In this repo we will stream crawl and save data from Twitter using Apache Spark and Cassandra.
- First of all, head on to https://developer.twitter.com/en/apply and apply for developer account.
- Copy all the credentials and save it in a file.
- Credentials include:
- consumer_key
- consumer_secret
- access_token
- access_token_secret
Java Installation is mandatory. Check installation by:
-
jps
- it must output jps
-
java -version
- it must output the version
-
echo $JAVA_HOME
- it must output the path
-
If not, follow these steps:
- download: https://drive.google.com/open?id=1vq9fHY0UgRHFxd9PvH3Msu85FcpjZWWb
- unzip the file
- sudo scp java-1.8.0-openjdk-1.8.0.212.b04-0.el7_6.x86_64 /usr/lib/jvm
- Edit ~/.bashrc and add these lines:
* export JAVA_HOME="/usr/lib/jvm/java-1.8.0-openjdk-1.8.0.212.b04-0.el7_6.x86_64"

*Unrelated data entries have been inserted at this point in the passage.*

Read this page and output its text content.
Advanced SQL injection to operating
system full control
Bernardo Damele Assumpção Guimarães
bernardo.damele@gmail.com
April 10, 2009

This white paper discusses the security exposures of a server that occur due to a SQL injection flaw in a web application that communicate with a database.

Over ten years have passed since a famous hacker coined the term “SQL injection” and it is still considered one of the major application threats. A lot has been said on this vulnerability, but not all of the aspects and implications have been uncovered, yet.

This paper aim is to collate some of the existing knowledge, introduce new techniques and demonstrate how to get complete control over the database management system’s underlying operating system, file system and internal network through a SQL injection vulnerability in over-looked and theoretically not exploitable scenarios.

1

* export PATH=$JAVA_HOME/bin:$PATH
* export CLASSPATH=.:$JAVA_HOME/jre/lib:$JAVA_HOME/lib:$JAVA_HOME/lib/tools.jar - source ~/.bashrc
- Download spark from https://www.apache.org/dyn/closer.lua/spark/spark-2.4.4/spark-2.4.4-bin-hadoop2.7.tgz (We are using the spark version 2.4.4 and hadoop version 2.7 as of Dec 2019)
- Extract the tar file to a specific directory(your choice).

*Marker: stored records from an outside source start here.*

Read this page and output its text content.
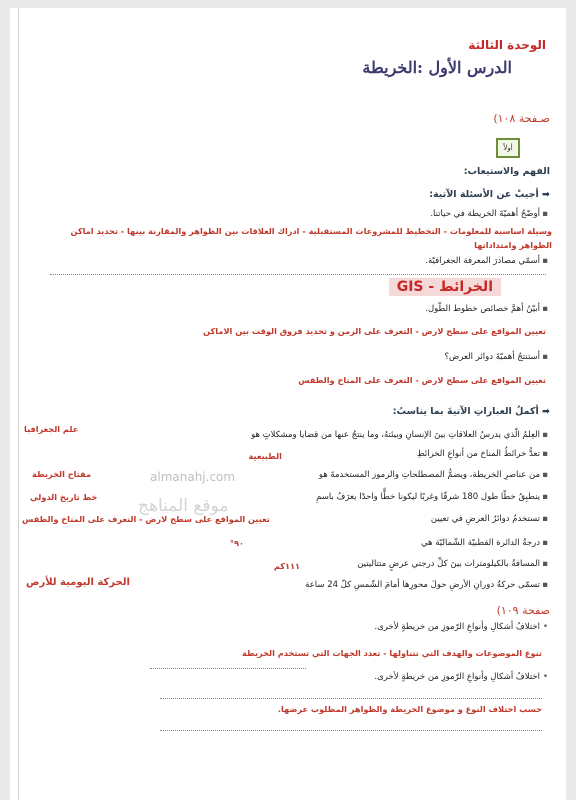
الوحدة الثالثة
الدرس الأول :الخريطة
صـفحة ١٠٨)
أولاً
الفهم والاستيعاب:
➡ أجيبْ عن الأسئلة الآتية:
▪أوضّحُ أهميّةَ الخريطة في حياتنا.
وسيلة اساسية للمعلومات - التخطيط للمشروعات المستقبلية - ادراك العلاقات بين الظواهر والمقارنة بينها - تحديد اماكن
الظواهر وامتداداتها
▪أسمّي مصادرَ المعرفة الجغرافيّة.
الخرائط - GIS
▪أبيّنُ أهمَّ خصائص خطوط الطّول.
تعيين المواقع على سطح لارض - التعرف على الزمن و تحديد فروق الوقت بين الاماكن
▪أستنتجُ أهميّةَ دوائر العرض؟
تعيين المواقع على سطح لارض - التعرف على المناخ والطقس
➡ أكملُ العباراتِ الآتيةَ بما يناسبُ:
▪العِلمُ الّذي يدرسُ العلاقاتِ بينَ الإنسانِ وبيئتهُ، وما ينتجُ عنها من قضايا ومشكلاتٍ هو
علم الجغرافيا
▪تعدُّ خرائطُ المناخ من أنواعِ الخرائطِ
الطبيعية
▪من عناصرِ الخريطة، ويضمُّ المصطلحاتِ والرموز المستخدمةَ هو
مفتاح الخريطة
▪ينطبِقُ خطّا طول 180 شرقًا وغربًا ليكونا خطًّا واحدًا يعرَفُ باسمِ
خط تاريخ الدولي
▪تستخدمُ دوائرُ العرضِ في تعيين
تعيين المواقع على سطح لارض - التعرف على المناخ والطقس
▪درجةُ الدائرة القطبيّة الشّماليّة هي
٩٠°
▪المسافةُ بالكيلومترات بينَ كلِّ درجتي عرضٍ متتاليتين
١١١كم
▪تسمّى حركةُ دورانِ الأرضِ حولَ محورِها أمامَ الشّمسِ كلّ 24 ساعة
الحركة اليومية للأرض
صفحة ١٠٩)
•اختلافُ أشكالِ وأنواعِ الرّموزِ من خريطةٍ لأخرى.
تنوع الموضوعات والهدف التي تتناولها - تعدد الجهات التي تستخدم الخريطة
•اختلافُ أشكالِ وأنواعِ الرّموزِ من خريطةٍ لأخرى.
حسب اختلاف النوع و موضوع الخريطة والظواهر المطلوب عرضها.
almanahj.com
موقع المناهج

- Now edit the .bashrc file(vim ~/.bashrc) put these lines(replace the "path to dir" to your path of installation).
- #SPARK
- export SPARK_HOME=path to the dir/spark-2.4.4-bin-hadoop2.7
- export PATH=$SPARK_HOME/bin:$PATH
- source the bashrc
- source ~/.bashrc
- cd to the spark dir/sbin
- cd $SPARK_HOME/sbin
- start the master.
- bash start-master.sh
- go to your localhost and port 8080(http://localhost:8080) in your browser and copy the spark master url which will be in the format spark://HOST:PORT
- now in your sbin dir, start slave (using the master url you copied):
- bash start-slave.sh spark://HOST:PORT Your Spark installation is ready to use. Check 'jps' and you'll see master and slave running.

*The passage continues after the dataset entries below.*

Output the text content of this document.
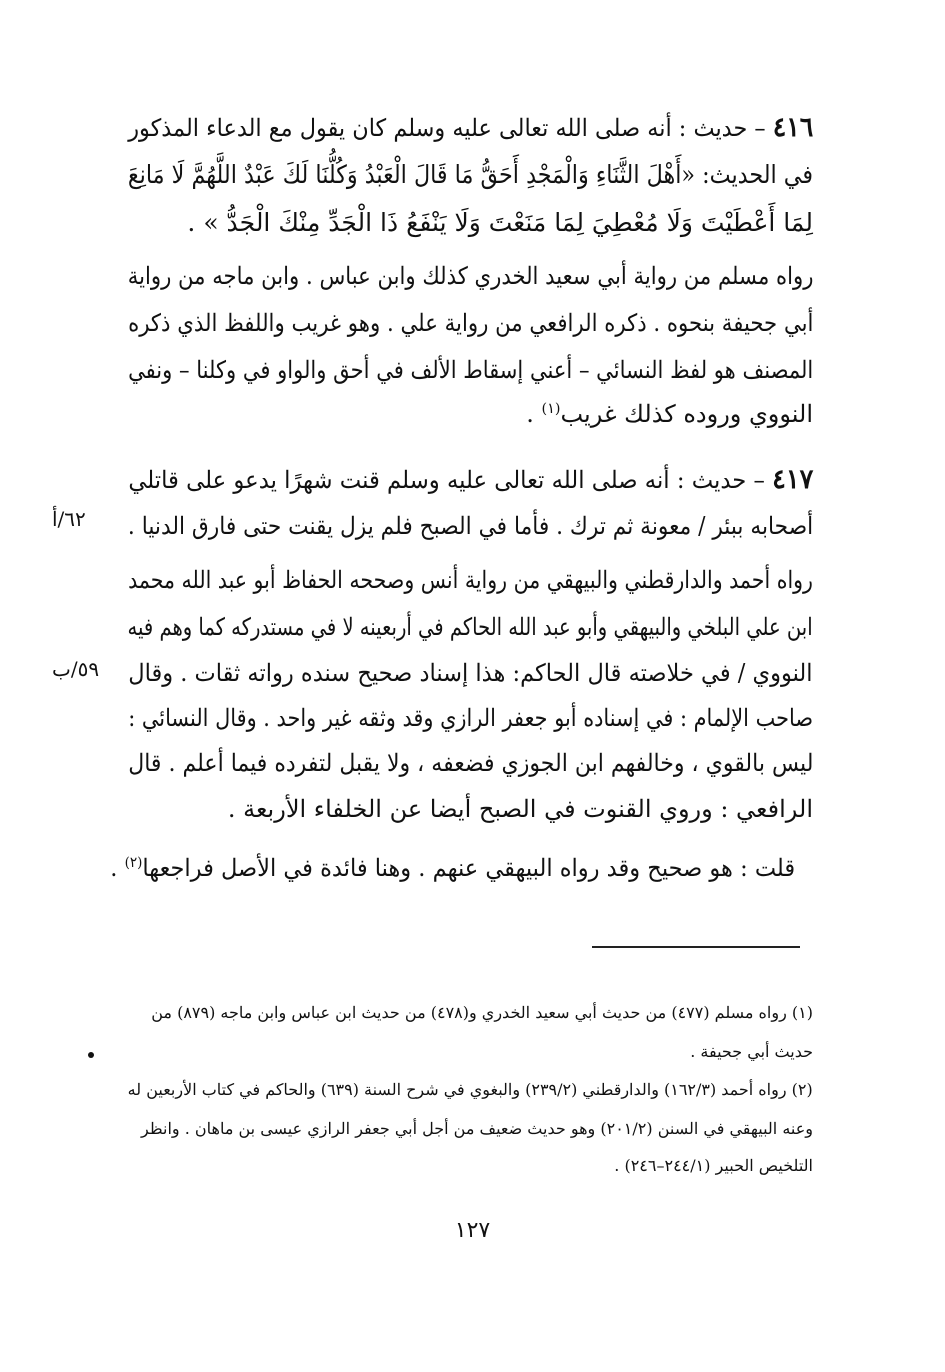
٤١٦ – حديث : أنه صلى الله تعالى عليه وسلم كان يقول مع الدعاء المذكور
في الحديث: «أَهْلَ الثَّنَاءِ وَالْمَجْدِ أَحَقُّ مَا قَالَ الْعَبْدُ وَكُلُّنَا لَكَ عَبْدٌ اللَّهُمَّ لَا مَانِعَ
لِمَا أَعْطَيْتَ وَلَا مُعْطِيَ لِمَا مَنَعْتَ وَلَا يَنْفَعُ ذَا الْجَدِّ مِنْكَ الْجَدُّ » .
رواه مسلم من رواية أبي سعيد الخدري كذلك وابن عباس . وابن ماجه من رواية
أبي جحيفة بنحوه . ذكره الرافعي من رواية علي . وهو غريب واللفظ الذي ذكره
المصنف هو لفظ النسائي – أعني إسقاط الألف في أحق والواو في وكلنا – ونفي
النووي وروده كذلك غريب$^{(١)}$ .
٤١٧ – حديث : أنه صلى الله تعالى عليه وسلم قنت شهرًا يدعو على قاتلي
أصحابه ببئر / معونة ثم ترك . فأما في الصبح فلم يزل يقنت حتى فارق الدنيا .
٦٢/أ
رواه أحمد والدارقطني والبيهقي من رواية أنس وصححه الحفاظ أبو عبد الله محمد
ابن علي البلخي والبيهقي وأبو عبد الله الحاكم في أربعينه لا في مستدركه كما وهم فيه
النووي / في خلاصته قال الحاكم: هذا إسناد صحيح سنده رواته ثقات . وقال
٥٩/ب
صاحب الإلمام : في إسناده أبو جعفر الرازي وقد وثقه غير واحد . وقال النسائي :
ليس بالقوي ، وخالفهم ابن الجوزي فضعفه ، ولا يقبل لتفرده فيما أعلم . قال
الرافعي : وروي القنوت في الصبح أيضا عن الخلفاء الأربعة .
قلت : هو صحيح وقد رواه البيهقي عنهم . وهنا فائدة في الأصل فراجعها$^{(٢)}$ .
(١) رواه مسلم (٤٧٧) من حديث أبي سعيد الخدري و(٤٧٨) من حديث ابن عباس وابن ماجه (٨٧٩) من
حديث أبي جحيفة .
(٢) رواه أحمد (١٦٢/٣) والدارقطني (٢٣٩/٢) والبغوي في شرح السنة (٦٣٩) والحاكم في كتاب الأربعين له
وعنه البيهقي في السنن (٢٠١/٢) وهو حديث ضعيف من أجل أبي جعفر الرازي عيسى بن ماهان . وانظر
التلخيص الحبير (٢٤٤/١–٢٤٦) .
١٢٧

- Add the Cassandra Repository File:
- echo "deb http://www.apache.org/dist/cassandra/debian 311x main" | sudo tee -a /etc/apt/sources.list.d/cassandra.sources.list
- Add the GPG Key:
- sudo apt install curl
- curl https://www.apache.org/dist/cassandra/KEYS | sudo apt-key add -
- Install Cassandra on Ubuntu
- sudo apt update
- sudo apt install cassandra
- Start Cassandra:
- sudo systemctl start cassandra
- Check installation:
- cqlsh localhost
- Import keyspace schema
- cqlsh localhost -f schema.cql
- Install anaconda(We will be using python 2.7):
- curl -O https://repo.anaconda.com/archive/Anaconda3-2019.10-Linux-x86_64.sh
- source ~/.bashrc
- Create environment and install dependencies:
- conda env create -f environment.yml
- Activate the environment:
- conda activate venv
- conda install -c anaconda pattern
- Edit the track_crawler.py and put your credentials in line 217 & 299
- Edit the update_trends.py and put your creadentials in line 42
- cd to streaming diretory
- Run this command:
a. MASTER=(put the master url you copied earlier)
b. ${SPARK_HOME}/bin/spark-submit --master ${MASTER} --packages com.datastax.spark:spark-cassandra-connector_2.11:2.4.2 streaming.py &>out - In a new tab, run these from crawler dir:
a. python update_trends.py
b. python track_crawler.py
Open the out file to see the results.